The method of any preceding claim, wherein the cancer is a cold tumor.
The method of any one of claims 1 to 16, wherein the infection is a bacterial infection or viral infection.
A method for preventing or treating Parkinson's disease in a patient in need thereof, comprising administering to the patient an effective amount of an agent that inhibits the biological activity or expression of MARCH5 (membrane-associated ring finger 5) .
The method of claim 20, wherein the agent is selected from the group consisting of pitavastatin, lonafarnib, tucidinostat, belinostat, mocetinostat, pracinostat, risedronate, entinostat, chidamide, vorinostat, and salts thereof.

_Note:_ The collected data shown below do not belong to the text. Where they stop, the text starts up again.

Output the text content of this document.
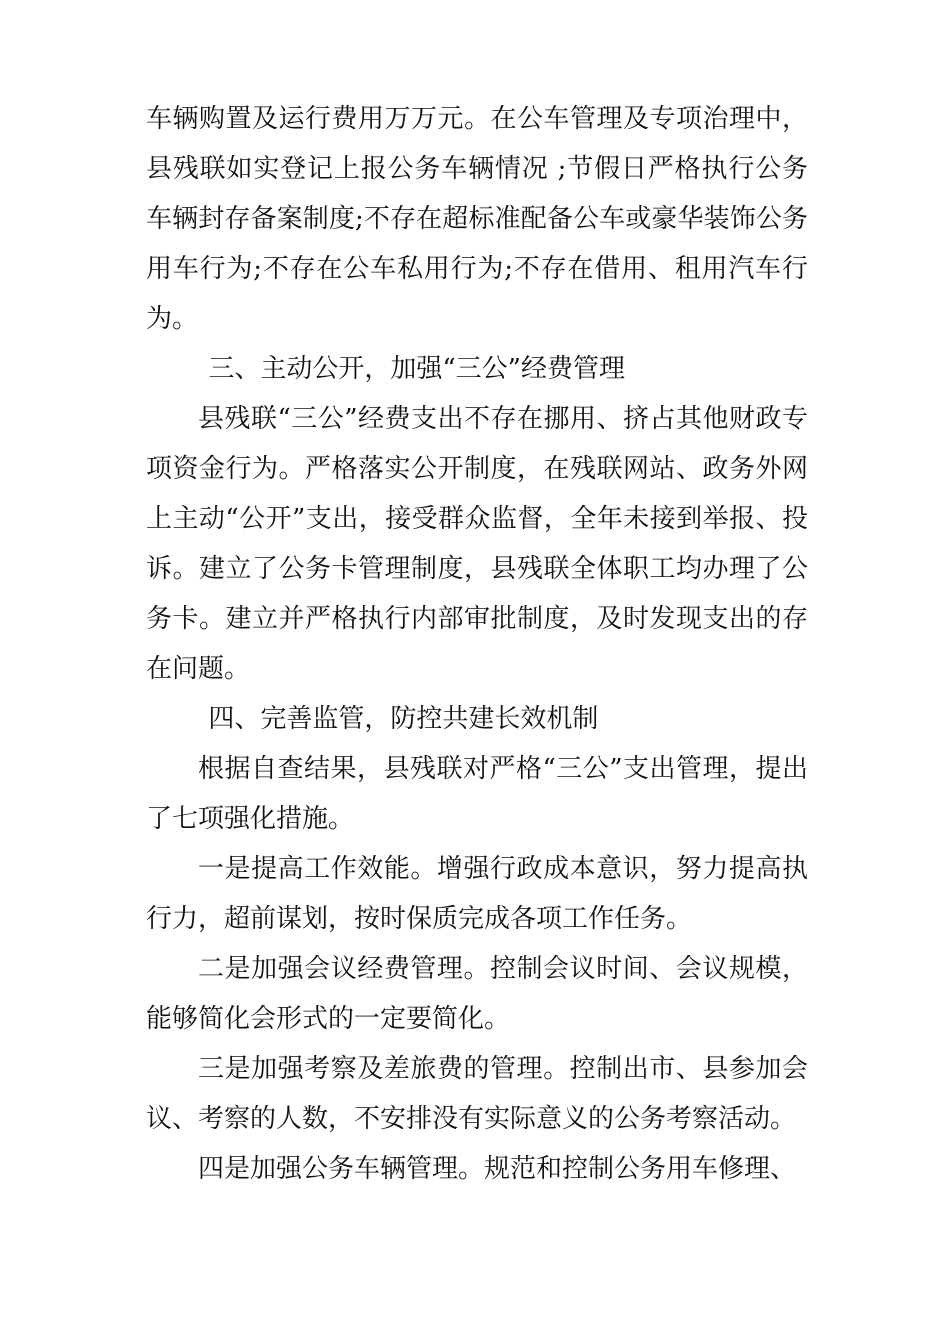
车辆购置及运行费用万万元。在公车管理及专项治理中，县残联如实登记上报公务车辆情况 ;节假日严格执行公务车辆封存备案制度;不存在超标准配备公车或豪华装饰公务用车行为;不存在公车私用行为;不存在借用、租用汽车行为。

三、主动公开，加强“三公”经费管理

县残联“三公”经费支出不存在挪用、挤占其他财政专项资金行为。严格落实公开制度，在残联网站、政务外网上主动“公开”支出，接受群众监督，全年未接到举报、投诉。建立了公务卡管理制度，县残联全体职工均办理了公务卡。建立并严格执行内部审批制度，及时发现支出的存在问题。

四、完善监管，防控共建长效机制

根据自查结果，县残联对严格“三公”支出管理，提出了七项强化措施。

一是提高工作效能。增强行政成本意识，努力提高执行力，超前谋划，按时保质完成各项工作任务。

二是加强会议经费管理。控制会议时间、会议规模，能够简化会形式的一定要简化。

三是加强考察及差旅费的管理。控制出市、县参加会议、考察的人数，不安排没有实际意义的公务考察活动。

四是加强公务车辆管理。规范和控制公务用车修理、
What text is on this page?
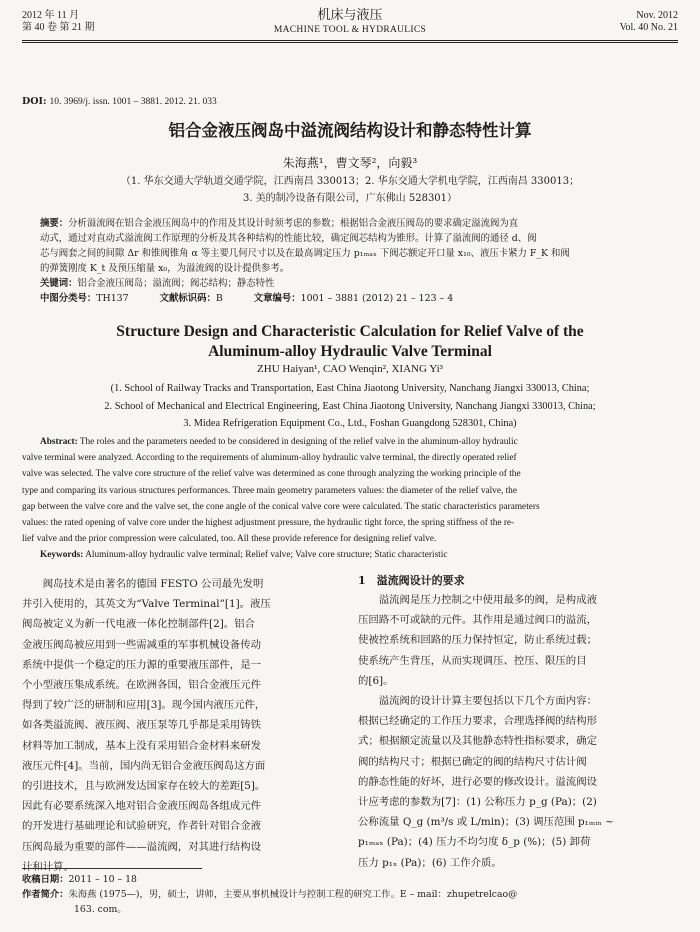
2012 年 11 月
第 40 卷 第 21 期
机床与液压
MACHINE TOOL & HYDRAULICS
Nov. 2012
Vol. 40 No. 21
DOI: 10. 3969/j. issn. 1001 – 3881. 2012. 21. 033
铝合金液压阀岛中溢流阀结构设计和静态特性计算
朱海燕¹，曹文琴²，向毅³
（1. 华东交通大学轨道交通学院，江西南昌 330013；2. 华东交通大学机电学院，江西南昌 330013；
3. 美的制冷设备有限公司，广东佛山 528301）
摘要：分析溢流阀在铝合金液压阀岛中的作用及其设计时须考虑的参数；根据铝合金液压阀岛的要求确定溢流阀为直
动式，通过对直动式溢流阀工作原理的分析及其各种结构的性能比较，确定阀芯结构为锥形。计算了溢流阀的通径 d、阀
芯与阀套之间的间隙 Δr 和锥阀锥角 α 等主要几何尺寸以及在最高调定压力 p₁ₘₐₓ 下阀芯额定开口量 x₁₀、液压卡紧力 F_K 和阀
的弹簧刚度 K_t 及预压缩量 x₀，为溢流阀的设计提供参考。
关键词：铝合金液压阀岛；溢流阀；阀芯结构；静态特性
中图分类号：TH137	文献标识码：B	文章编号：1001 – 3881 (2012) 21 – 123 – 4
Structure Design and Characteristic Calculation for Relief Valve of the
Aluminum-alloy Hydraulic Valve Terminal
ZHU Haiyan¹, CAO Wenqin², XIANG Yi³
(1. School of Railway Tracks and Transportation, East China Jiaotong University, Nanchang Jiangxi 330013, China;
2. School of Mechanical and Electrical Engineering, East China Jiaotong University, Nanchang Jiangxi 330013, China;
3. Midea Refrigeration Equipment Co., Ltd., Foshan Guangdong 528301, China)
Abstract: The roles and the parameters needed to be considered in designing of the relief valve in the aluminum-alloy hydraulic
valve terminal were analyzed. According to the requirements of aluminum-alloy hydraulic valve terminal, the directly operated relief
valve was selected. The valve core structure of the relief valve was determined as cone through analyzing the working principle of the
type and comparing its various structures performances. Three main geometry parameters values: the diameter of the relief valve, the
gap between the valve core and the valve set, the cone angle of the conical valve core were calculated. The static characteristics parameters
values: the rated opening of valve core under the highest adjustment pressure, the hydraulic tight force, the spring stiffness of the re-
lief valve and the prior compression were calculated, too. All these provide reference for designing relief valve.
Keywords: Aluminum-alloy hydraulic valve terminal; Relief valve; Valve core structure; Static characteristic
　　阀岛技术是由著名的德国 FESTO 公司最先发明
并引入使用的，其英文为“Valve Terminal”[1]。液压
阀岛被定义为新一代电液一体化控制部件[2]。铝合
金液压阀岛被应用到一些需减重的军事机械设备传动
系统中提供一个稳定的压力源的重要液压部件，是一
个小型液压集成系统。在欧洲各国，铝合金液压元件
得到了较广泛的研制和应用[3]。现今国内液压元件，
如各类溢流阀、液压阀、液压泵等几乎都是采用铸铁
材料等加工制成，基本上没有采用铝合金材料来研发
液压元件[4]。当前，国内尚无铝合金液压阀岛这方面
的引进技术，且与欧洲发达国家存在较大的差距[5]。
因此有必要系统深入地对铝合金液压阀岛各组成元件
的开发进行基础理论和试验研究，作者针对铝合金液
压阀岛最为重要的部件——溢流阀，对其进行结构设
计和计算。
1　溢流阀设计的要求
　　溢流阀是压力控制之中使用最多的阀，是构成液
压回路不可或缺的元件。其作用是通过阀口的溢流，
使被控系统和回路的压力保持恒定，防止系统过载；
使系统产生背压，从而实现调压、控压、限压的目
的[6]。
　　溢流阀的设计计算主要包括以下几个方面内容：
根据已经确定的工作压力要求，合理选择阀的结构形
式；根据额定流量以及其他静态特性指标要求，确定
阀的结构尺寸；根据已确定的阀的结构尺寸估计阀
的静态性能的好坏，进行必要的修改设计。溢流阀设
计应考虑的参数为[7]：(1) 公称压力 p_g (Pa)；(2)
公称流量 Q_g (m³/s 或 L/min)；(3) 调压范围 p₁ₘᵢₙ ~
p₁ₘₐₓ (Pa)；(4) 压力不均匀度 δ_p (%)；(5) 卸荷
压力 p₁ₓ (Pa)；(6) 工作介质。
收稿日期：2011 – 10 – 18
作者简介：朱海燕 (1975—)，男，硕士，讲师，主要从事机械设计与控制工程的研究工作。E – mail：zhupetrelcao@
163. com。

A kit or package comprising (a) an agent that inhibits the biological activity or expression of MARCH5 (membrane-associated ring finger 5) or SHP2 (src homology region 2 domain-containing phosphatase-2) or increases the biological activity or expression of USP5 (ubiquitin specific peptidase 5) , and (b1) a common gamma-chain cytokine and/or (b2) a PD-1 inhibitor or a PD-L1 inhibitor.